I took a cursory look around and saw that the kitchen was open-styled. The busboy came by and dropped off some oil with spices, pita bread, and water. I noticed his nametag. His name was Eduardo and he was Mexican (or Guatemalan, El Salvadorian, or whatever). I said “gracias,” and he smiled and nodded. I looked down at the menu and then felt the stare of the waiter. I looked back up and standing there was Jose. Not Stavro, not Giorgo, not even Anthoula, but Jose. He was a pleasant chap and knew the menu inside and out. He even yelled out “Opa!” together with Eduardo, the busboy, when he lit my Saganaki cheese on fire.

As my meal progressed, I started looking around and noticed that all of the cooks, kitchen personnel, and wait staff – and I mean all of them, were Mexican. And since the kitchen was open, you could hear them yelling out orders in Spanish. I didn’t hear one “Ella” or “Vre,” although I did hear that famous universal Greek word – I think you know. Not one Greek amongst them and the place was called, Mykonos Taverna.

Moving forward in time, I’m cooking souvlakia at my church, St. Demetrios’ mini Greek Festival. All the usual suspects are there cooking, drinking, arguing – I’m sorry – discussing politics, and everything else under the sun… or the tent lights. I told my cooking partners the story of the Mykonos Taverna and how I saw not one Greek working in a Greek restaurant. My good friend Stavro, who owns a few pizzerias, turned and said, “You’re surprised? Greeks don’t cook anymore. We don’t even remember how to cook. We think we do. The Mexicans cook for us. Why should we cook when they are just as good, or better? We only cook at the festivals to make us feel like we cook and hold-up the tradition of a Greek cook!”

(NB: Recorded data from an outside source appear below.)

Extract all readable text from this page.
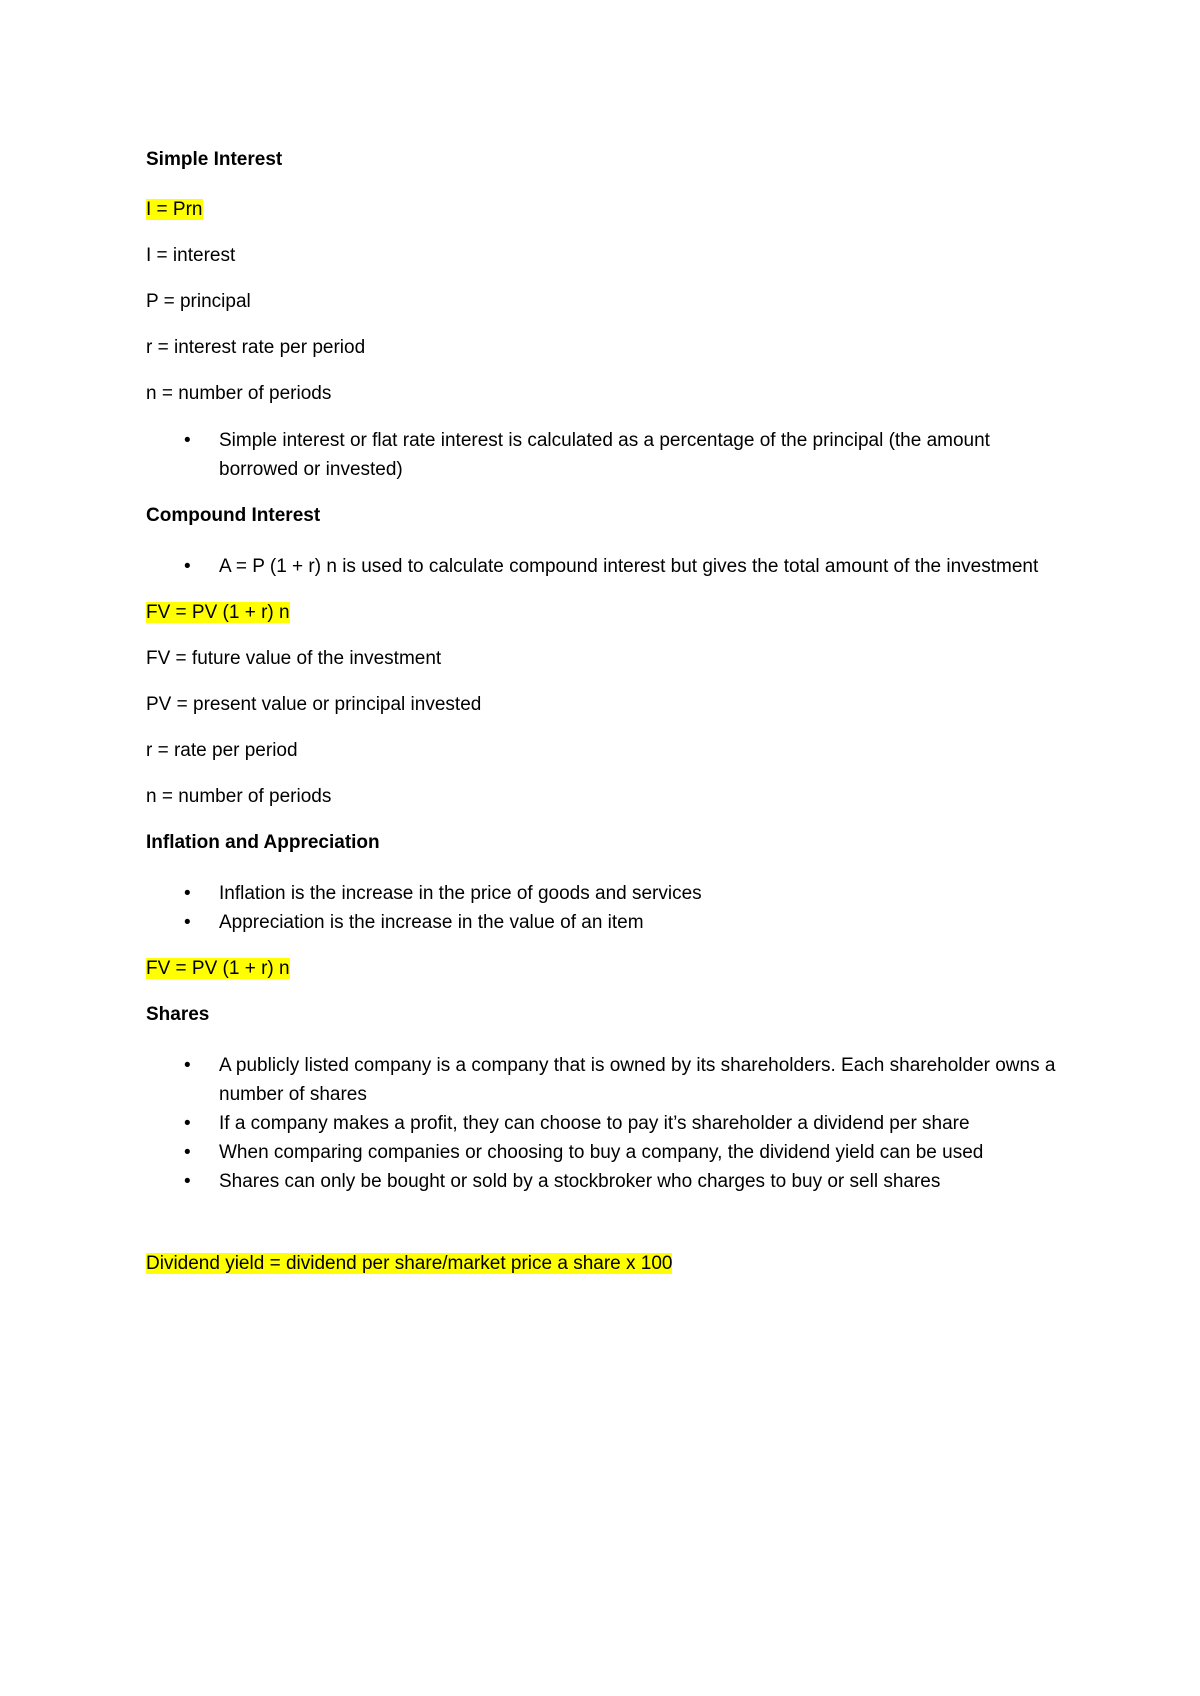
Simple Interest
I = Prn
I = interest
P = principal
r = interest rate per period
n = number of periods
• Simple interest or flat rate interest is calculated as a percentage of the principal (the amount borrowed or invested)
Compound Interest
• A = P (1 + r) n is used to calculate compound interest but gives the total amount of the investment
FV = PV (1 + r) n
FV = future value of the investment
PV = present value or principal invested
r = rate per period
n = number of periods
Inflation and Appreciation
• Inflation is the increase in the price of goods and services
• Appreciation is the increase in the value of an item
FV = PV (1 + r) n
Shares
• A publicly listed company is a company that is owned by its shareholders. Each shareholder owns a number of shares
• If a company makes a profit, they can choose to pay it’s shareholder a dividend per share
• When comparing companies or choosing to buy a company, the dividend yield can be used
• Shares can only be bought or sold by a stockbroker who charges to buy or sell shares
Dividend yield = dividend per share/market price a share x 100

Wow, I was flabbergasted. It hit me like a ton of touvla, but he was absolutely right. Basically, Greeks have progressed and have gotten out of the kitchen. They may still own the restaurant, but not many cook any more. In fact, Cosmosphilly.com did an interview of the head chef at one of our local Greek-owned restaurants, a very popular establishment, that serves many Greek dishes. The head chef was Mexican and cooked better pastitsio than good ol’ yiayia! He even made a watermelon and feta cheese salad.

I started thinking about this phenomenon and you know what happens when I think. What would happen if this spread like the zombie apocalypse in the movie, World War Z, and overran everything?

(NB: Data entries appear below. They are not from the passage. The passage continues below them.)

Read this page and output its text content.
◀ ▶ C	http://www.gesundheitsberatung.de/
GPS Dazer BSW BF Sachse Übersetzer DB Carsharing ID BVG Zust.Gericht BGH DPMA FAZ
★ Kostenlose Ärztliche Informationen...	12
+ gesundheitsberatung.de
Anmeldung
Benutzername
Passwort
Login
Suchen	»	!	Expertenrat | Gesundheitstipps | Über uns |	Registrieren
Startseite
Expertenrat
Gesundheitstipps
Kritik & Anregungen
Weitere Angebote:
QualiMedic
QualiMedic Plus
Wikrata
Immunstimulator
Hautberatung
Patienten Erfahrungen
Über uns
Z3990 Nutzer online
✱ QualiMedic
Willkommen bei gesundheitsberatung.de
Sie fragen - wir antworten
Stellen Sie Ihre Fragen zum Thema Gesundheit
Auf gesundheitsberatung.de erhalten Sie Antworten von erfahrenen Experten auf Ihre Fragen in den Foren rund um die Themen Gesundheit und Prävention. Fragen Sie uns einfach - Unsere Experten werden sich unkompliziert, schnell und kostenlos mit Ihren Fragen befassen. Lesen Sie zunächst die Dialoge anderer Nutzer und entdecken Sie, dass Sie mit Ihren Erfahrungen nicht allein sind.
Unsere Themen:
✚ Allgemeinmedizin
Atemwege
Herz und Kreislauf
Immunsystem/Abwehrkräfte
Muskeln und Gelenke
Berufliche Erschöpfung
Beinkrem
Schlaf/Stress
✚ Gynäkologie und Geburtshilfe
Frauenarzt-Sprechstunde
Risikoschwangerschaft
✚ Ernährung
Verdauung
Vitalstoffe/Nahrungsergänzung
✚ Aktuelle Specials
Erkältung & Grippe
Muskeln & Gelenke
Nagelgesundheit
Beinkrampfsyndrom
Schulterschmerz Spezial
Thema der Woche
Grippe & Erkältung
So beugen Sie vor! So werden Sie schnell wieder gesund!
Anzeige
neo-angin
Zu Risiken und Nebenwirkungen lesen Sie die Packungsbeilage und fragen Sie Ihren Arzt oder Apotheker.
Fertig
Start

Can you imagine walking into a Greek wedding and there’s the band, dressed like a Mariachi band, playing “Orea Pou Ine I Senorita Mas,” and the bouzouki player’s name is… Santiago? Actually, that would be funny. When the band starts playing a zembekiko dance, the dancers come in and dance a Flamenco dance. How about marching in the Greek Independence Day parade? Instead of 6’ 1” Greek soldiers in traditional Evzones uniforms, we have 5’ 1” Mexicans dressed in traditional Evzones uniforms – I’m sorry that’s not politically correct, but it’s funny. The kilt would be dragging on the road.

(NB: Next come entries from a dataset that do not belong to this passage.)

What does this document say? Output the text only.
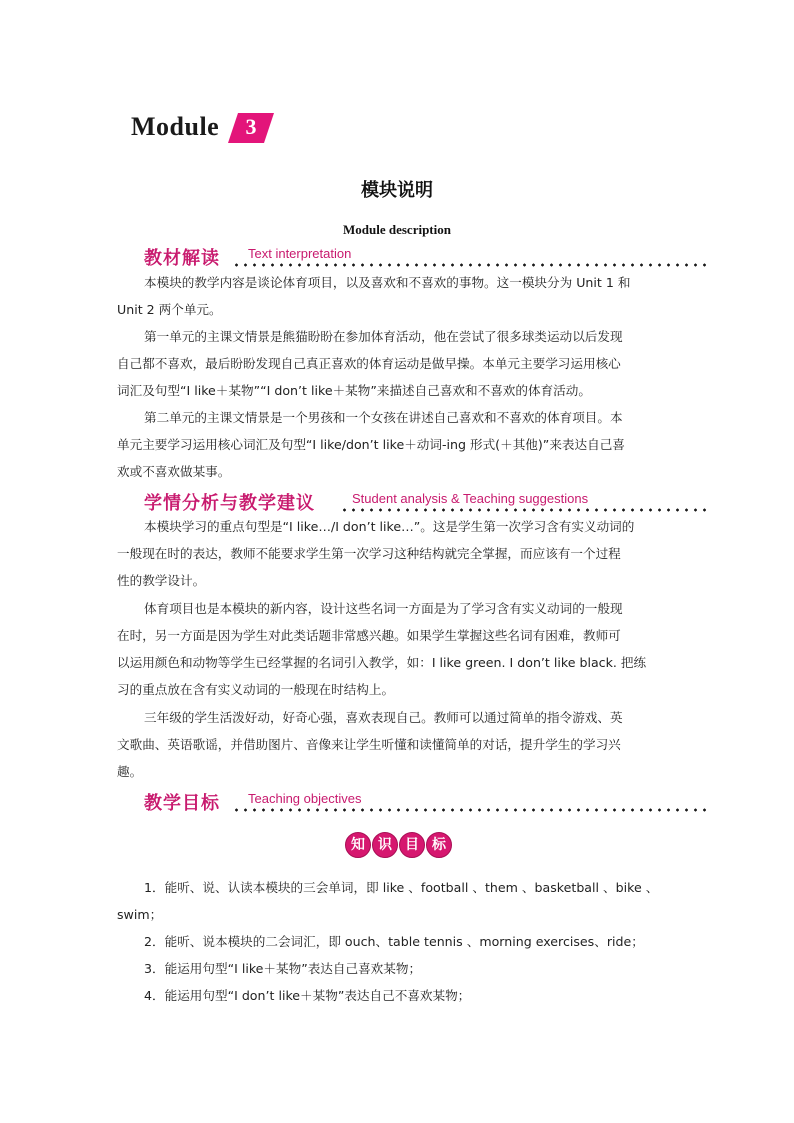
Module	3
模块说明
Module description
教材解读 Text interpretation
本模块的教学内容是谈论体育项目，以及喜欢和不喜欢的事物。这一模块分为 Unit 1 和
Unit 2 两个单元。
第一单元的主课文情景是熊猫盼盼在参加体育活动，他在尝试了很多球类运动以后发现
自己都不喜欢，最后盼盼发现自己真正喜欢的体育运动是做早操。本单元主要学习运用核心
词汇及句型“I like＋某物”“I don’t like＋某物”来描述自己喜欢和不喜欢的体育活动。
第二单元的主课文情景是一个男孩和一个女孩在讲述自己喜欢和不喜欢的体育项目。本
单元主要学习运用核心词汇及句型“I like/don’t like＋动词-ing 形式(＋其他)”来表达自己喜
欢或不喜欢做某事。
学情分析与教学建议	Student analysis & Teaching suggestions
本模块学习的重点句型是“I like…/I don’t like…”。这是学生第一次学习含有实义动词的
一般现在时的表达，教师不能要求学生第一次学习这种结构就完全掌握，而应该有一个过程
性的教学设计。
体育项目也是本模块的新内容，设计这些名词一方面是为了学习含有实义动词的一般现
在时，另一方面是因为学生对此类话题非常感兴趣。如果学生掌握这些名词有困难，教师可
以运用颜色和动物等学生已经掌握的名词引入教学，如：I like green. I don’t like black. 把练
习的重点放在含有实义动词的一般现在时结构上。
三年级的学生活泼好动，好奇心强，喜欢表现自己。教师可以通过简单的指令游戏、英
文歌曲、英语歌谣，并借助图片、音像来让学生听懂和读懂简单的对话，提升学生的学习兴
趣。
教学目标 Teaching objectives
知 识 目 标
1．能听、说、认读本模块的三会单词，即 like 、football 、them 、basketball 、bike 、
swim；
2．能听、说本模块的二会词汇，即 ouch、table tennis 、morning exercises、ride；
3．能运用句型“I like＋某物”表达自己喜欢某物；
4．能运用句型“I don’t like＋某物”表达自己不喜欢某物；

Things would start to get out of hand. A glass of Ouzo would suddenly get a rim of salt and a lime! Souvlakia would be rolled with black beans, rice, and into a soft-taco shell with…I hate to say it, cilantro! Yuck! Pericles would become Don Periclez. They would replace Jason and the Argonauts with Dora the Explorer and instead of throwing hartoura (money) on your friend dancing the Zembekiko, you would throw money on your friend dancing the Macarena.

Funny though, I was at a Mexican restaurant and there were no Mexicans in the front. I asked the waitress, who was Indian, “are there any Greeks cooking in the kitchen,” she laughed and replied, “They’re all Mexicans back there.” Go figure!

Recently I had a piece of clothing stitched with my name on the inside back, and they incorrectly wrote, “Harry Karapalidez.” Changed the “s” to a “z.” That’s all it takes. It’s a conspiracy. We’re only one letter away from being Mexicanized! Change my first name to Ernesto (that’s the only name my Spanish teacher in high school could think of that’s close to Harry), and I’m Ernesto Karapalidez.

And we know it’s over when Opa turns into Ole! All because we Greeks stopped cooking.

Keep the faith, be Greek – don’t stop cooking!